Click on words in blue for definitions.

 

Part A – There is no premium for Part A for those who are eligible for Medicare.  

If you are admitted to a hospital in 2020, you would be responsible for a $1,408 deductible, which covers hospital services for a period of up to 60 days per admission.

Part B – Your premium is based on your “modified” adjusted gross income.  That is your income as reported on your IRS tax return from 2 years ago plus any tax-exempt interest you may have received, such as from a municipal bond.

Most people pay the standard Part B premium of $144.60 per month in 2020.  That premium increases to $148.50 for most.  This amount is deducted from Social Security or Railroad Retirement Benefits, or if a person is not receiving either benefits, then the person can pay quarterly by check, by credit card or by automatic withdrawal from a bank account.

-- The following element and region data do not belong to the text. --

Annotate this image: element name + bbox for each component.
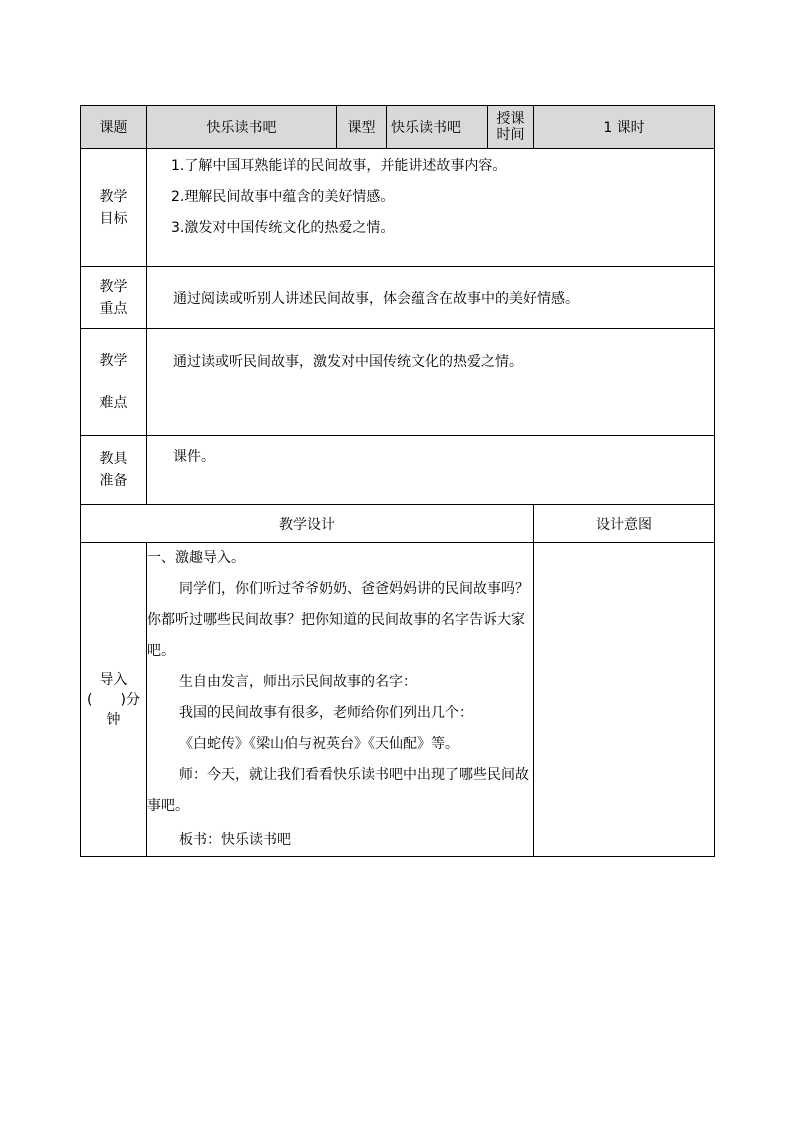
- type-value: 快乐读书吧: [387, 106, 488, 149]
- intro-content: [147, 543, 534, 857]
- key-points-row: [81, 267, 715, 329]
- difficulties-label: [81, 329, 147, 436]
- materials-label-line1: 教具: [99, 451, 128, 467]
- goals-content: [147, 149, 715, 267]
- lesson-plan-table: [80, 105, 715, 857]
- topic-value: 快乐读书吧: [147, 106, 337, 149]
- time-label-line2: 时间: [496, 127, 525, 143]
- intro-label-line3: 钟: [106, 711, 121, 728]
- key-points-text: 通过阅读或听别人讲述民间故事，体会蕴含在故事中的美好情感。: [173, 290, 579, 307]
- goals-label: [81, 149, 147, 267]
- difficulties-label-line2: 难点: [99, 395, 128, 411]
- topic-label: 课题: [81, 106, 147, 149]
- goals-label-line1: 教学: [99, 188, 128, 205]
- key-points-content: [147, 267, 715, 329]
- goal-item: 1.了解中国耳熟能详的民间故事，并能讲述故事内容。: [171, 158, 507, 174]
- intro-paragraph: 师：今天，就让我们看看快乐读书吧中出现了哪些民间故事吧。: [147, 767, 529, 814]
- materials-label: [81, 436, 147, 505]
- time-value: 1 课时: [534, 106, 715, 149]
- difficulties-label-line1: 教学: [99, 353, 128, 369]
- materials-text: 课件。: [173, 449, 215, 465]
- key-points-label-line1: 教学: [99, 278, 128, 295]
- intro-row: [81, 543, 715, 857]
- materials-label-line2: 准备: [99, 473, 128, 489]
- intro-intent: [534, 543, 715, 857]
- key-points-label: [81, 267, 147, 329]
- materials-row: [81, 436, 715, 505]
- intro-paragraph: 《白蛇传》《梁山伯与祝英台》《天仙配》等。: [179, 736, 459, 752]
- difficulties-row: [81, 329, 715, 436]
- goal-item: 2.理解民间故事中蕴含的美好情感。: [171, 189, 395, 205]
- goal-item: 3.激发对中国传统文化的热爱之情。: [171, 220, 395, 236]
- key-points-label-line2: 重点: [99, 300, 128, 317]
- materials-content: [147, 436, 715, 505]
- intro-heading: 一、激趣导入。: [147, 550, 245, 566]
- intro-paragraph: 生自由发言，师出示民间故事的名字：: [179, 674, 417, 690]
- header-row: [81, 106, 715, 149]
- type-label: 课型: [337, 106, 387, 149]
- intent-label: 设计意图: [534, 505, 715, 543]
- design-header-row: [81, 505, 715, 543]
- time-label: [488, 106, 534, 149]
- intro-paragraph: 同学们，你们听过爷爷奶奶、爸爸妈妈讲的民间故事吗？你都听过哪些民间故事？把你知道的民间故事的名字告诉大家吧。: [147, 581, 529, 659]
- goals-row: [81, 149, 715, 267]
- time-label-line1: 授课: [496, 111, 525, 127]
- difficulties-content: [147, 329, 715, 436]
- intro-label-line1: 导入: [99, 671, 128, 688]
- intro-board-note: 板书：快乐读书吧: [179, 832, 291, 848]
- intro-paragraph: 我国的民间故事有很多，老师给你们列出几个：: [179, 705, 473, 721]
- intro-label: [81, 543, 147, 857]
- intro-label-line2: ( )分: [87, 691, 140, 708]
- design-label: 教学设计: [81, 505, 534, 543]
- difficulties-text: 通过读或听民间故事，激发对中国传统文化的热爱之情。: [173, 354, 523, 370]
- goals-label-line2: 目标: [99, 210, 128, 227]
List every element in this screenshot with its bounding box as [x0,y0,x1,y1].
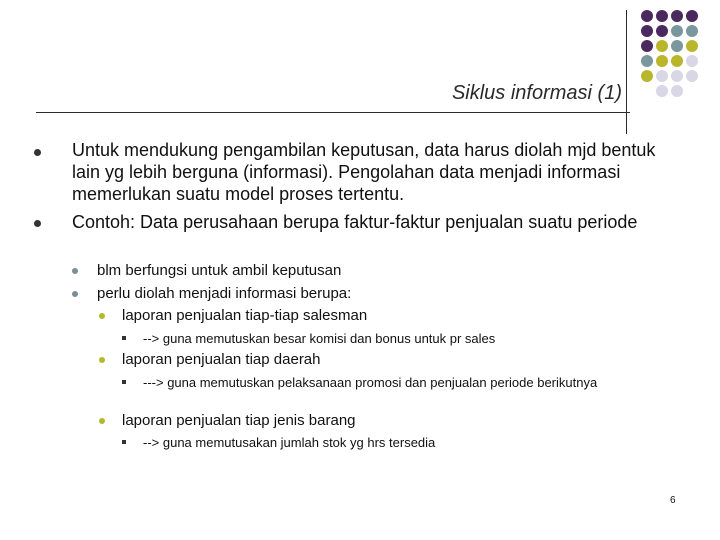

If you don’t have other Medicare insurance coverage, the  first time you use the Part B benefit in 2020, you will be responsible for paying a deductible amount of $198.00, rising to $203 in 2021.  You are also responsible for paying 20% of the Medicare approved amount for all Part B services you receive.

For 2021, the Income Related Monthly Adjustment Amount for Part B premiums are shown below.

If your Modified Adjusted Gross Income for 2019 was: Your monthly
premium will be:
File Individual Tax Return File Joint Tax Return  
$88,000 or less $176,000 or less $148.50
$88,000 – $111,000 $176,000 – $222,000 $207.90
$111,000 – $138,000 $222,000 – $276,000 $297.00
$138,000 – $165,000 $276,000 – $330,000 $386.10
$165,000 – $500,00 $330,000 – $750,000 $475.20

 

Individuals earning above $500,000 per year, or those filing jointly earning more than $750,000 per year, pay $568 premium per month for their Medicare coverage.

The additional monthly premium paid by higher income individuals is known as the “Income Related Monthly Adjustment (IRMA).”  In calculating the Modified Adjusted Gross Income, all interest receipts are added to your adjusted gross income.  The adjusted gross income is all income BEFORE deductions.  It is more than your taxable income.

If you are subject to IRMA, you will also be charged an additional IRMA amount for Part D Prescription Drug coverage.

Part B premium is deducted from your monthly retirement payment. If you are not yet getting retirement benefits, you will be sent a bill for your Part B premium.